Dal punto di vista giuridico, le dichiarazioni dell’assessore Puccetti aprono diversi fronti di potenziale responsabilità. In primo luogo, la minaccia di subordinare l’esercizio delle funzioni pubbliche al controllo dell’orientamento politico dei cittadini potrebbe configurare il reato di abuso d’ufficio, previsto dall’articolo 323 del Codice Penale. La norma punisce il pubblico ufficiale che, «nello svolgimento delle funzioni o del servizio, in violazione di norme di legge o di regolamento, ovvero omettendo di astenersi in presenza di un interesse proprio o di un prossimo congiunto», procura «un ingiusto vantaggio patrimoniale o un danno ingiusto».

Nel caso specifico, utilizzare la propria posizione istituzionale per discriminare i cittadini in base alle loro scelte elettorali rappresenterebbe una palese violazione dei doveri d’ufficio e dei principi di imparzialità che regolano l’azione amministrativa, sanciti dall’articolo 97 della Costituzione.

Sul fronte della privacy, la richiesta di esibizione della tessera elettorale per verificare l’avvenuta partecipazione al voto viola diverse normative. Il Regolamento Europeo sulla Protezione dei Dati (GDPR) vieta il trattamento di dati personali relativi alle opinioni politiche, categoria nella quale rientra anche l’informazione sull’astensione dal voto. Inoltre, l’articolo 48 della Costituzione garantisce la libertà e la segretezza del voto, principi che verrebbero compromessi da qualsiasi forma di controllo successivo sulla partecipazione elettorale.

La tessera elettorale, infatti, non può essere utilizzata come strumento di discriminazione o controllo politico. La sua consultazione da parte di un pubblico amministratore per fini diversi da quelli istituzionalmente previsti configurerebbe una grave violazione della normativa sulla protezione dei dati personali, punibile con sanzioni amministrative fino a 20 milioni di euro o al 4% del fatturato annuo dell’ente.

L’Opposizione nel frattempo ha chiesto le dimissioni dell’assessore perché, sostengono, verrebbe a mancare dopo queste esternazioni la serenita e l’equidistanza di giudizio nei confronti di tutti i cittadini

Un precedente preoccupante per le istituzioni

Le istituzioni democratiche dovrebbero rappresentare un baluardo di imparzialità e servizio verso tutti i cittadini, mentre l’atteggiamento iniziale dell’assessore tradisce un approccio fazioso incompatibile con la funzione pubblica.

Il caso solleva inoltre interrogativi più ampi sulla formazione e sulla sensibilità istituzionale degli amministratori locali.

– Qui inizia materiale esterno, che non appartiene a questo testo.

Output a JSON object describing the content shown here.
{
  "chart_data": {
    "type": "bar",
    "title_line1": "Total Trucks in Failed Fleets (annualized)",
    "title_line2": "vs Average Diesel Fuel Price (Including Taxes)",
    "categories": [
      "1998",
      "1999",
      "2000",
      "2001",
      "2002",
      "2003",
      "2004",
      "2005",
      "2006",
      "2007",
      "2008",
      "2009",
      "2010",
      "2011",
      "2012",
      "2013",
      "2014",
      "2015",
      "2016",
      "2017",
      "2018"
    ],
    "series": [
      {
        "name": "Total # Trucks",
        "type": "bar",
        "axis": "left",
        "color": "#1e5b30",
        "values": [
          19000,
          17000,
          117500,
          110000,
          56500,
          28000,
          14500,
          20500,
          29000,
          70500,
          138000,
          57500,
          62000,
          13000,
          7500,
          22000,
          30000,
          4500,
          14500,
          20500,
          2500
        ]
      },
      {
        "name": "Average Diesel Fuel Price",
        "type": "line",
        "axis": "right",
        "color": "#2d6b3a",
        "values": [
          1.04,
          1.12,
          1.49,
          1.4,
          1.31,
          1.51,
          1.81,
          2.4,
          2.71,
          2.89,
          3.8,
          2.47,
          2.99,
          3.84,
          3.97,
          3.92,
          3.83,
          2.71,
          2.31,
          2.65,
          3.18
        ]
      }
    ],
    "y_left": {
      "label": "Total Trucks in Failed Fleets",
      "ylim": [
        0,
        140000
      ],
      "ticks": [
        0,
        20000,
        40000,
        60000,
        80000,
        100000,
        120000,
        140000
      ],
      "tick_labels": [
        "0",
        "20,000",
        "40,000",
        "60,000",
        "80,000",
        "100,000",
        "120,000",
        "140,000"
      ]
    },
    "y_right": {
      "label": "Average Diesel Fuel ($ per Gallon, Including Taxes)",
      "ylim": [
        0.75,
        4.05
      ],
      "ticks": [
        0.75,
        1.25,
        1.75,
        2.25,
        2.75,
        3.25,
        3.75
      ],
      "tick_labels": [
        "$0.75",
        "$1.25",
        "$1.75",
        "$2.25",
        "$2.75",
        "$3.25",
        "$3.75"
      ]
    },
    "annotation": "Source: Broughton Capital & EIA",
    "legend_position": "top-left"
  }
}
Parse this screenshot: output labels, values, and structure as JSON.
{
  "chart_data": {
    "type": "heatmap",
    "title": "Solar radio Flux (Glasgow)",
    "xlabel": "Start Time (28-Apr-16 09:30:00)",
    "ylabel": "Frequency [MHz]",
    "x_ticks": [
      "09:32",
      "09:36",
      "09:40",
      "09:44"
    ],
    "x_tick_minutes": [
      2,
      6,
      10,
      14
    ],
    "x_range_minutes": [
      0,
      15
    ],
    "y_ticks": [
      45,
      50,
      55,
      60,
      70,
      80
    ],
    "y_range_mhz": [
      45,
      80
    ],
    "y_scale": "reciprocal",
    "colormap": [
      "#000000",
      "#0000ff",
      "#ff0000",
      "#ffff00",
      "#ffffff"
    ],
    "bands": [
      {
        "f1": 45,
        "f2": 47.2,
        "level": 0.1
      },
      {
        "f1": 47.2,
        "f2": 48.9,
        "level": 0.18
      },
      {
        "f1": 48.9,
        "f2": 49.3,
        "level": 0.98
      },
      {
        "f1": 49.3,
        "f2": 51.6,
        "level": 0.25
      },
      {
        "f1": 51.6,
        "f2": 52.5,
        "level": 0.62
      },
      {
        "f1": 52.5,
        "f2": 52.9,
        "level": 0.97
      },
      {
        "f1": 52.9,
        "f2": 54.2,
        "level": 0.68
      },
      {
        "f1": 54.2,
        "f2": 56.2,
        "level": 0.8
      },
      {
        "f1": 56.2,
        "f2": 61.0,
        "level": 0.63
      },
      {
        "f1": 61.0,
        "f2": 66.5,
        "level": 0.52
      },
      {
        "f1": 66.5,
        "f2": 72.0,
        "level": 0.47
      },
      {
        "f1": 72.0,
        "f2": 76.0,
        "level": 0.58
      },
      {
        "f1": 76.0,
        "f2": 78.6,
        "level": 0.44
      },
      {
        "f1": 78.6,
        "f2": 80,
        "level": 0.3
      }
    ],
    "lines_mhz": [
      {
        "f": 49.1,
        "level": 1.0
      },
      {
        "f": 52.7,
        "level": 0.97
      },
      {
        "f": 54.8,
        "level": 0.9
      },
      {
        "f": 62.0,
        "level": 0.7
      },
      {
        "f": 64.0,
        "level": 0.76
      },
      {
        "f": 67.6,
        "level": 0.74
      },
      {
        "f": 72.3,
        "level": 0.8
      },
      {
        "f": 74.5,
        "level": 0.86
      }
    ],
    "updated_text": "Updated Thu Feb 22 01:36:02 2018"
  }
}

Anche se motivato dalla delusione per il fallimento referendario, minacciare di discriminare i cittadini rappresenta una deriva pericolosa che rischia di minare la fiducia nelle istituzioni democratiche locali.

La vicenda si inserisce in un contesto di crescente polarizzazione politica, ma proprio per questo assume maggiore gravità: le istituzioni pubbliche dovrebbero rappresentare un punto di riferimento neutrale per tutti i cittadini, non un’arena di scontro politico.

Non è escluso che la vicenda possa avere ripercussioni anche sul piano disciplinare interno all’amministrazione comunale, considerando che il comportamento tenuto dall’assessore appare in contrasto con i codici di condotta che regolano l’attività dei pubblici amministratori. La gravità delle affermazioni, infatti, non viene completamente sanata dalle scuse successive, che non cancellano la dimostrazione di una preoccupante incomprensione dei doveri istituzionali.